Die IG Metall

Keine Kommentare

Die Industriegewerkschaft Metall (IG Metall) ist die größte Gewerkschaft Deutschlands. Mit mehr als 2,3 Millionen Mitglieder gehört sie sogar weltweit zu der größten Arbeitnehmervereinigung.

Geschichte der IG Metall

Der Vorläufer der IG Metall war der Deutsche Metallarbeiter-Verband, der 1891 gegründet wurde. Dieser Verband wurde schnell zu Deutschlands größten Einzelgewerkschaft. Zu den Vorläufern der heutigen Industriegewerkschaft Metall gehört auch der Christliche Metallarbeiterverband, der im Jahre 1899 gegründet wurde und eine liberale Arbeitnehmerinstitution. Deutschland wurde durch die Revolution 1918 eine parlamentarische Demokratie. Fortan gehörte es zu den Aufgaben und Zielen der Arbeitnehmervereinigungen, diese noch ungefestigte Demokratie auszubauen und zu erhalten. Durch die Weltwirtschaftskrise in den zwanziger Jahren verloren die Gewerkschaften ihre Kraft. Außerdem spalteten sich die Arbeitnehmerverbände in unterschiedliche politische Richtungen. So wurde ein gemeinschaftliches und kooperatives agieren gegen Hitlers Regime nicht möglich. Die Gewerkschaften wurden letztlich durch Hitler verboten. Ein Wandel trat erst nach dem Zweiten Weltkrieg ein, indem sich die Gewerkschaften wieder aufbauten und neu orientierten. Jetzt ging man nach dem Einheitsprinzip vor, sodass es unwichtig war, welche politische Einstellung ein Arbeitnehmer hatte. Alle Arbeitnehmer hatten das Recht, sich einer Gewerkschaft anzuschießen, ganz gleich, zu welcher politischen Richtung sie tendierten.

Unabhängigkeit

Die deutschen Gewerkschaften setzen ebenfalls durch, dass Arbeitnehmervereinigungen unabhängig von politischen Parteien wurden. 1949 wurde ein Dachverband gegründet, der Deutsche Gewerkschaftsbund (DGB), zu dem auch die IG Metall gehört. Ein Jahr später nahm die IG Metall ihre Arbeit in Frankfurt am Main auf.
Die Aufgaben der Gewerkschaften veränderten sich durch den Mauerfall im Jahre 1989. Die Gewerkschaften kümmerten sich darum, dass die Arbeitsbedingungen der Menschen in Ostdeutschland denen im Westen Deutschlands angeglichen wurden. Die IG Metall verbindet sich mit der Gewerkschaft Textil-Bekleidung und der Gewerkschaft für Holz und Kunststoff.

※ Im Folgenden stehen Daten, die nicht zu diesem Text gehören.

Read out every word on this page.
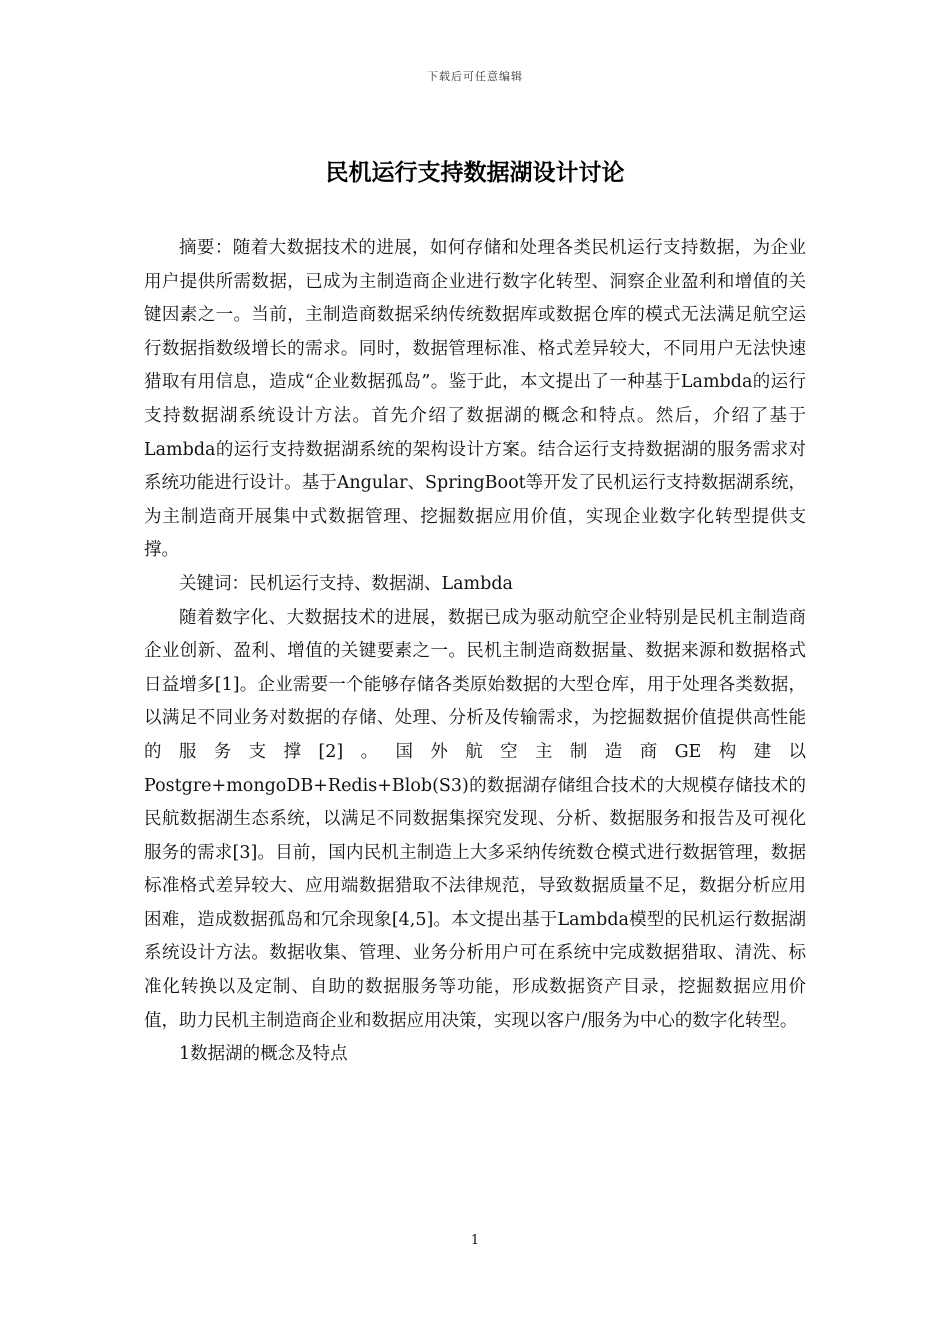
下载后可任意编辑
民机运行支持数据湖设计讨论

摘要：随着大数据技术的进展，如何存储和处理各类民机运行支持数据，为企业用户提供所需数据，已成为主制造商企业进行数字化转型、洞察企业盈利和增值的关键因素之一。当前，主制造商数据采纳传统数据库或数据仓库的模式无法满足航空运行数据指数级增长的需求。同时，数据管理标准、格式差异较大，不同用户无法快速猎取有用信息，造成“企业数据孤岛”。鉴于此，本文提出了一种基于Lambda的运行支持数据湖系统设计方法。首先介绍了数据湖的概念和特点。然后，介绍了基于Lambda的运行支持数据湖系统的架构设计方案。结合运行支持数据湖的服务需求对系统功能进行设计。基于Angular、SpringBoot等开发了民机运行支持数据湖系统，为主制造商开展集中式数据管理、挖掘数据应用价值，实现企业数字化转型提供支撑。

关键词：民机运行支持、数据湖、Lambda

随着数字化、大数据技术的进展，数据已成为驱动航空企业特别是民机主制造商企业创新、盈利、增值的关键要素之一。民机主制造商数据量、数据来源和数据格式日益增多[1]。企业需要一个能够存储各类原始数据的大型仓库，用于处理各类数据，以满足不同业务对数据的存储、处理、分析及传输需求，为挖掘数据价值提供高性能的服务支撑[2]。国外航空主制造商GE构建以Postgre+mongoDB+Redis+Blob(S3)的数据湖存储组合技术的大规模存储技术的民航数据湖生态系统，以满足不同数据集探究发现、分析、数据服务和报告及可视化服务的需求[3]。目前，国内民机主制造上大多采纳传统数仓模式进行数据管理，数据标准格式差异较大、应用端数据猎取不法律规范，导致数据质量不足，数据分析应用困难，造成数据孤岛和冗余现象[4,5]。本文提出基于Lambda模型的民机运行数据湖系统设计方法。数据收集、管理、业务分析用户可在系统中完成数据猎取、清洗、标准化转换以及定制、自助的数据服务等功能，形成数据资产目录，挖掘数据应用价值，助力民机主制造商企业和数据应用决策，实现以客户/服务为中心的数字化转型。

1数据湖的概念及特点

1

Dabei blieb jedoch der Name Industriegewerkschaft Metall erhalten.

IG Metall heute

Die Industriegewerkschaft Metall ist Mitglied in der Europäischen Föderation der Bau- und Holzarbeiter, der Internationalen Textil und Bekleidungs- und Lederverarbeitungsvereinigung, im Bund der Bau- und Holzarbeiter und ist ebenso Mitglied im Europäischen sowie im Deutschen und Internationalen Metallgewerkschaftsbund. Ihre Hauptverwaltungsstelle befindet sich in Wolfsburg und ihren Hauptsitz hat die IG Metall in Frankfurt am Main. Viele Führungskräfte der IG Metall sind auch in den Aufsichtsräten großer Konzerne aktiv. Die Einkünfte aus dieser Tätigkeit gehen an die Hans-Böckler-Stiftung. Diese Stiftung ist ein Förderungswerk des Deutschen Gewerkschaftsbundes. Sie kümmert sich um die Förderung der Mitbestimmung, Forschung und Studien. Der Name leitet sich von dem ersten Vorsitzenden des Deutschen Gewerkschaftsbundes ab. Hans Böckler war ein Gewerkschaftsfunktionär, der von 1875 bis 1951 lebte. Zu der IG Metall gehören einige Bildungsstätten. Eine davon ist das IG Metall Bildungszentrum Sprockhövel. Diese ist die größte globale gewerkschaftliche Bildungsstätte, die sich im Ruhrgebiet befindet. Täglich werden Seminare zur politischen Weiterbildung geboten, die vom Land Nordrhein Westfalen anerkannt sind. Dieses Bildungszentrum erhielt 2008 das Zertifikat für lernorientierte Qualitätstestierung. Aktuell setzt sich die IG Metall für eine Energieversorgung ohne Atomkraftwerke ein. Dabei fordert sie die Abschaltung aller veralteten Atomkraftwerke und möchte, dass es bei der Energiepolitik vordergründig um erneuerbare Energien geht. Ein Ziel ist es, bis 2050 die gesamte Energieversorgung auf innovative Energien umgestellt zu haben.